The skipper made a big turn in hopes of picking up another fish and soon we had the first fish of the day on video and then released. A few high fives and we quickly deployed the gear again getting back in the saddle locked and loaded.
It wasn’t very long before the corner rod on my side went off and I went through the motions again hooking my second fish of the day. Anthony grabbed the long rigger rod as it also came out of the release clip. A double, things were now starting to look up but alas his fish would come unbuttoned after only a few minutes. The culprit was a drag that didn’t get checked and was too loose to get the circle hook stuck well enough in the fishes jaw.
The final day ended for us going 5 for 10 on sailfish, our best day of the tournament.
We had a few more samples of aged Nicaragua rum once back at the dock while our videos were reviewed and our fish confirmed. Weddy and Megan turned in our cameras and waited as they watched other teams also presenting their cameras for video verification of the species and the release. On more than one occasion they witnessed an occasional fish being disqualified for lack of good footage. We cruised through four days of competition with no fish being disqualified a testament to the quality of work Weddy and Megan did running the cameras.
The crowd on the docks the last day seemed bigger as people were socializing and the pressure of the tournament was winding down.
That evening we invited the guys from the Washington team to join us for dinner at Casa Carolina and sample a little of the fabulous food we had been enjoying from our cooks, Elizabeth and Soeul. Willy, the concierge manager, and Kerwin, a friend of the owners of Casa Carolina, picked up the tab and treated all of us to a great time.
The next morning everyone tried to sleep in but the sounds of birds chirping had most of the crew awake and out enjoying the morning sun while laying by the pool having coffee. By 10am it was 75 degrees and raining lightly no one bothered to move. It’s not every day you can lay by a pool in the rain and not be ducking for cover.
Soon our stomachs were growling and we went on the road exploring Manuel Antonio looking for a good place for lunch. The Al Avion restaurant turned out to be a unique oasis of interesting décor with a great view of the ocean from high on a hillside. Al Avion had a World War II American bomber inside the establishment sporting a bar inside the fuselage. The good size lunch crowd inside was indicative of the good portions and great food.

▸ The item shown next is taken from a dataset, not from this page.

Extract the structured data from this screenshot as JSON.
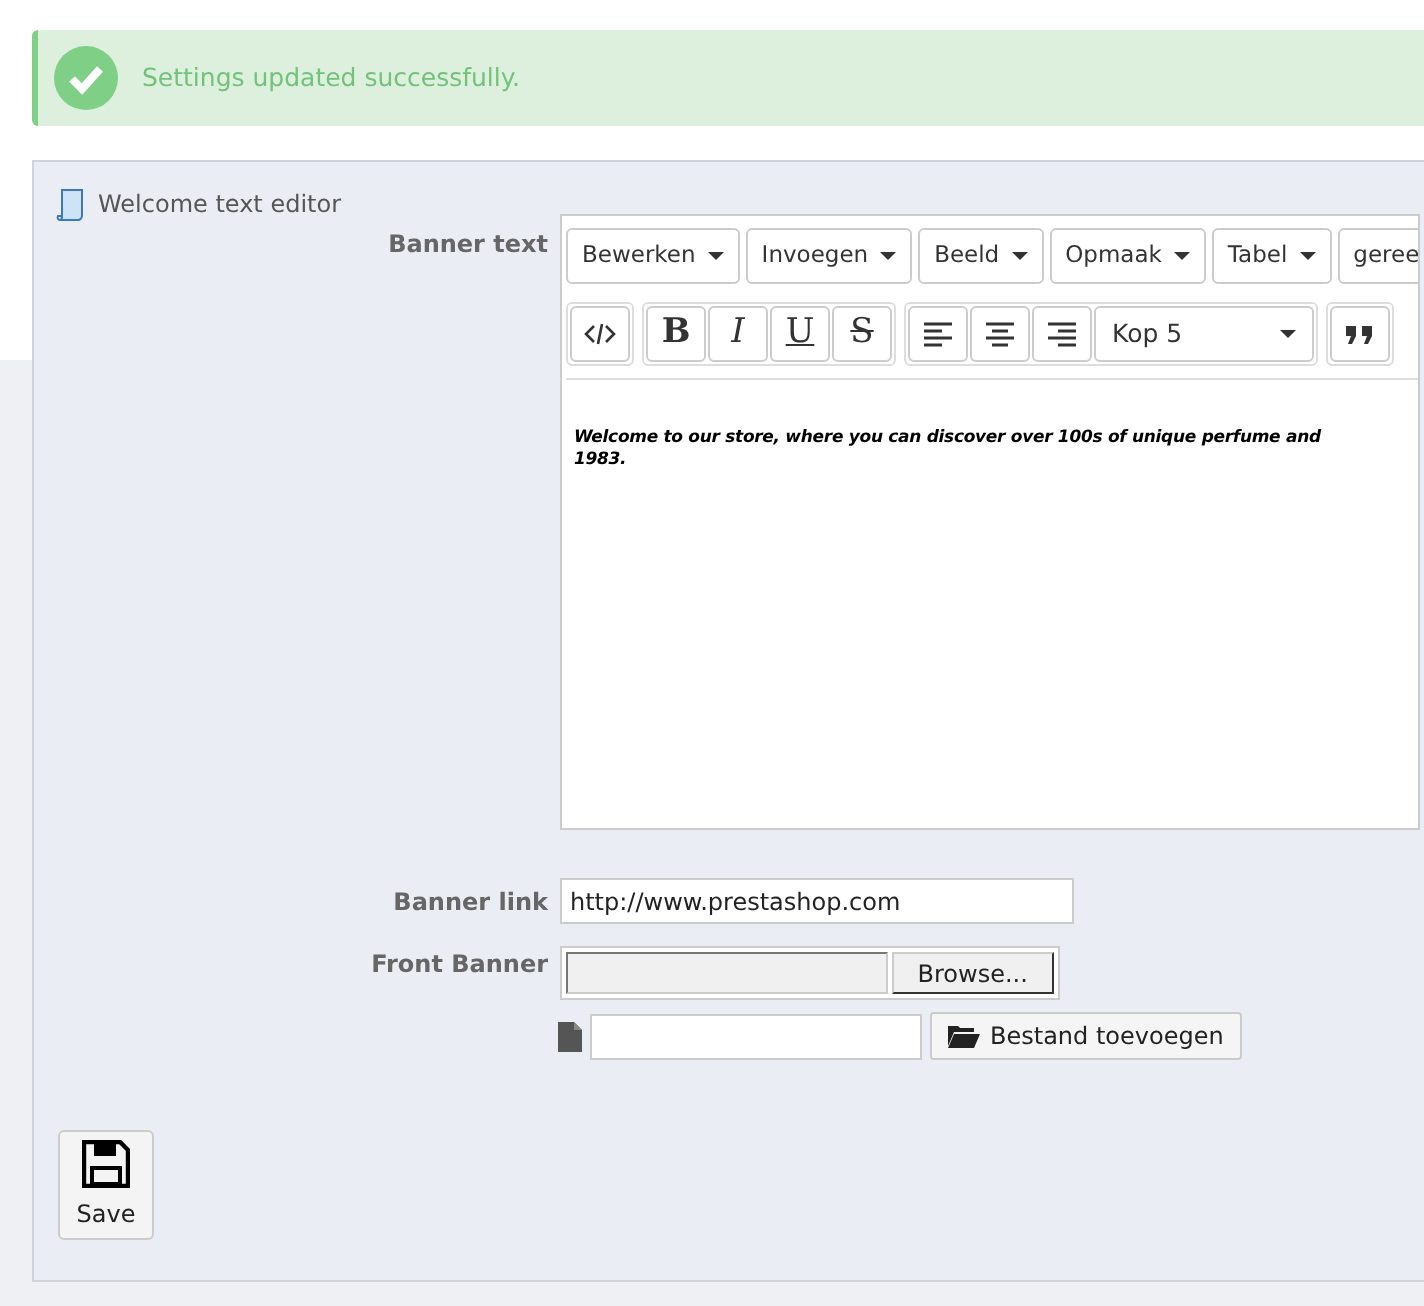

The awards dinner and closing ceremonies were even more spectacular when they crowned a team from the Bahamas as the new world champions. A team that had been to this dance before and knew what to expect. They had practiced for nine months prior to their arrival and were rightfully reworded for their efforts. The evening culminated in an impressive fireworks display worthy of 4th of July celebration back in the states.
It’s hard to fully express the atmosphere and camaraderie present during this tournament but it leaves you with a very strong desire to want to come back. We finished ahead of teams that had won this competition in previous years but it definitely wasn’t the finish we were hoping for leaving us with some great memories but pondering the effort it will take to make it back for another go around. One option is to go home and defend our title or find other qualifying events to visit and compete or possibly both. Not a bad option considering a handful of tournaments are located along this coast line in Costa Rica and Guatemala.